Best player: Mel Ott. This was the first MVP award Ott was jobbed out of, though it wouldn't be the last. Chuck Klein won by leading in HR and hits, even though he played in the best hitters' park in the league. But, his team played a surprising .500 (78-76) and finished 4th, while Ott's Giants were a disappointing 6th (tied), but only 6 games worse than the Phils. Ott was the leader in OBP, and in OPS+. Ott finished with a stat line of .318-38-123. Put Klein #2 with his .348-38-137. Batting champ Lefty O'Doul is #3 at .368-21-90, and Bill Terry ranks #4 with a .350-28-117 line.

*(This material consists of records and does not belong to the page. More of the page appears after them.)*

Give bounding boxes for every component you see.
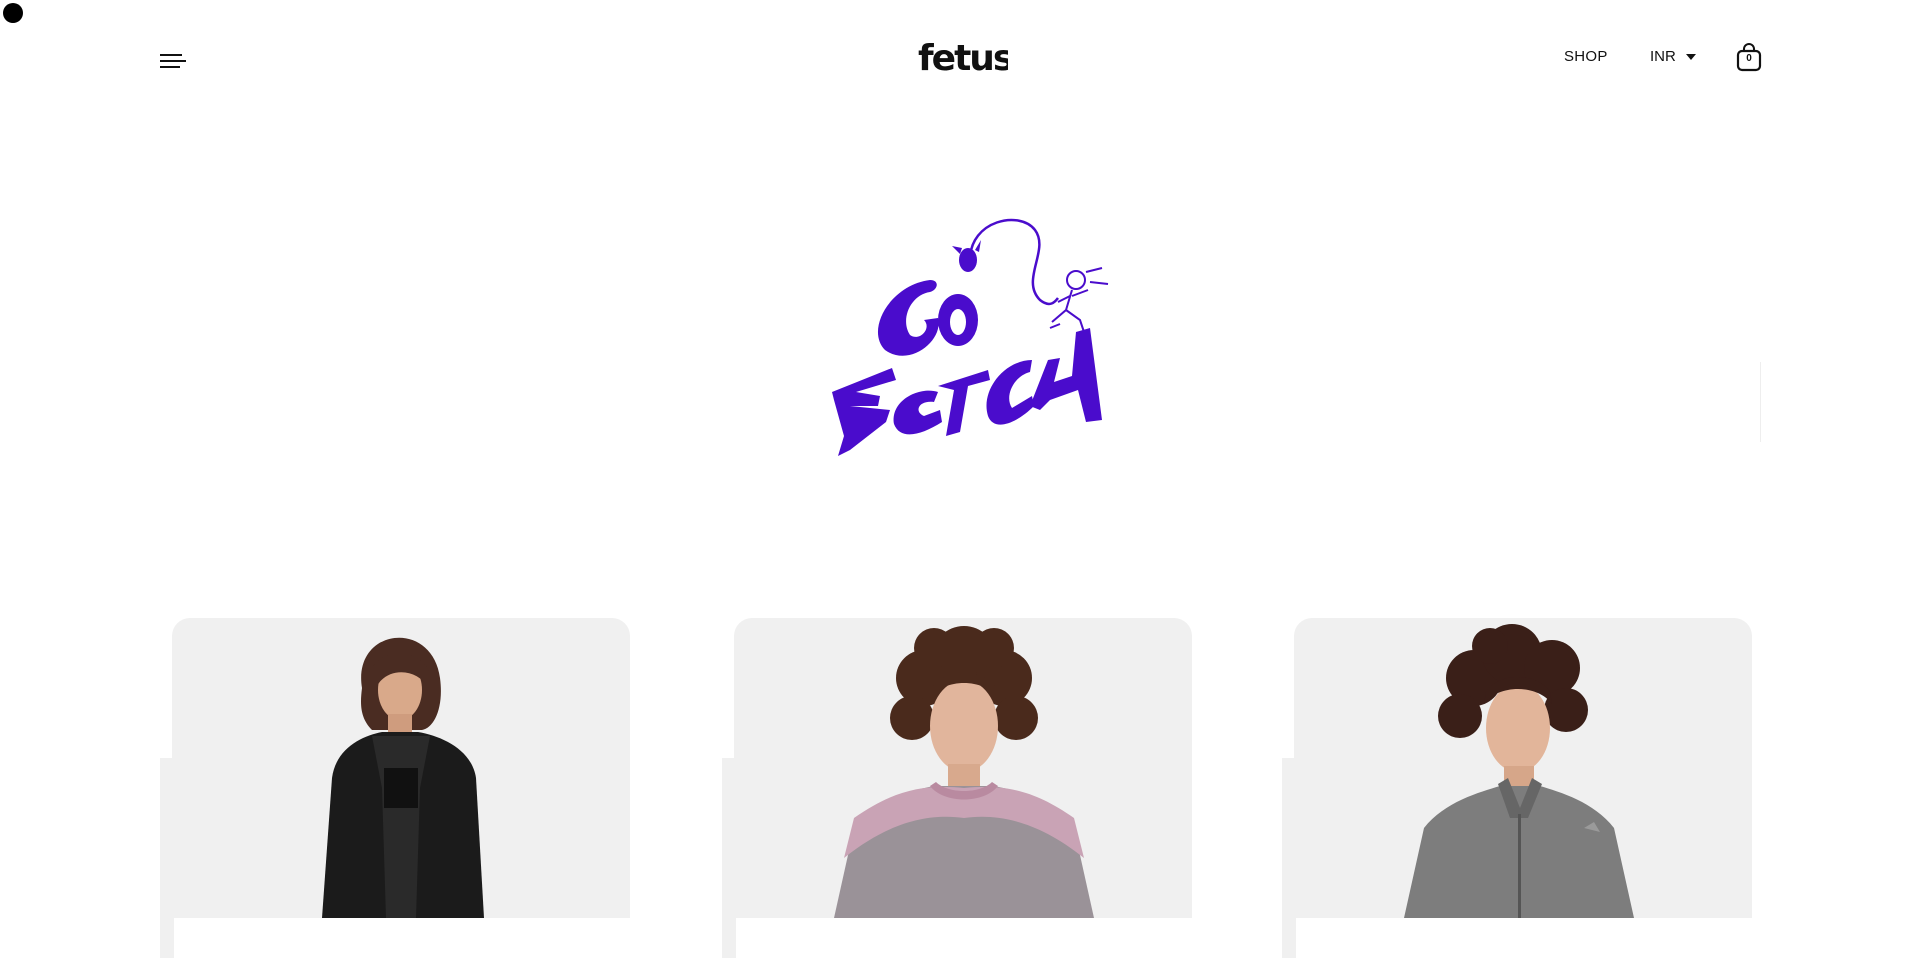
go-fetch-hero-artwork — [820, 210, 1110, 470]
nav-shop-link[interactable]: SHOP — [1564, 48, 1608, 65]
product-card[interactable] — [172, 618, 630, 918]
hamburger-icon — [160, 54, 186, 68]
svg-text:fetus: fetus — [918, 38, 1008, 79]
fetus-logo-wordmark: fetus — [918, 38, 1015, 79]
cart-count-badge: 0 — [1746, 53, 1752, 64]
go-fetch-illustration — [832, 218, 1109, 456]
site-header: fetus SHOP INR 0 — [0, 0, 1920, 120]
product-image-woman-black-jacket — [322, 637, 484, 918]
divider-line — [1760, 362, 1761, 442]
product-card[interactable] — [1294, 618, 1752, 918]
currency-label: INR — [1650, 48, 1676, 65]
currency-selector[interactable]: INR — [1650, 48, 1696, 65]
product-image-man-grey-zip-jacket — [1404, 624, 1634, 918]
product-card[interactable] — [734, 618, 1192, 918]
caret-down-icon — [1685, 53, 1696, 60]
product-grid — [0, 618, 1920, 958]
product-image-man-pink-grey-top — [834, 626, 1094, 918]
site-logo[interactable]: fetus — [916, 36, 1015, 80]
hamburger-menu-button[interactable] — [158, 50, 186, 72]
cart-button[interactable]: 0 — [1736, 42, 1762, 72]
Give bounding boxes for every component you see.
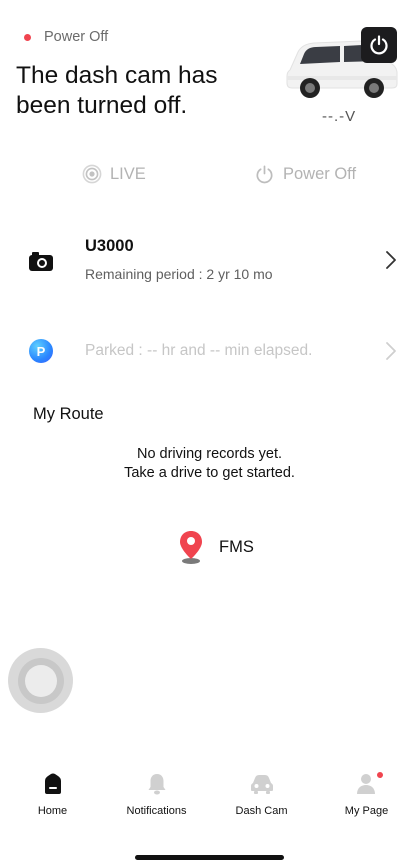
my-route-title: My Route	[33, 405, 104, 423]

Paul Waner and his .341 average #5.

Best pitcher: Lon Warneke pitched the Cubs to the pennant and led the league in wins and ERA. He was 22-6, 2.37 in his first full season. Carl Hubbell ranks #2 with his 18-11 record and 2.50 ERA. Red Lucas #3 despite his 13-17 record for a last-place team, but with a 2.94 ERA. Dizzy Dean 4th with an 18-15 record, Watty Clark 5th with 20 wins.

Best rookie: Dizzy Dean. The Cardinals slid from the pennant to the second division, but came up with a prize pitcher in Ol' Diz.

Best manager: Could be Grimm, but I'll give it to Burt Shotton for a full-season surprise in Philly.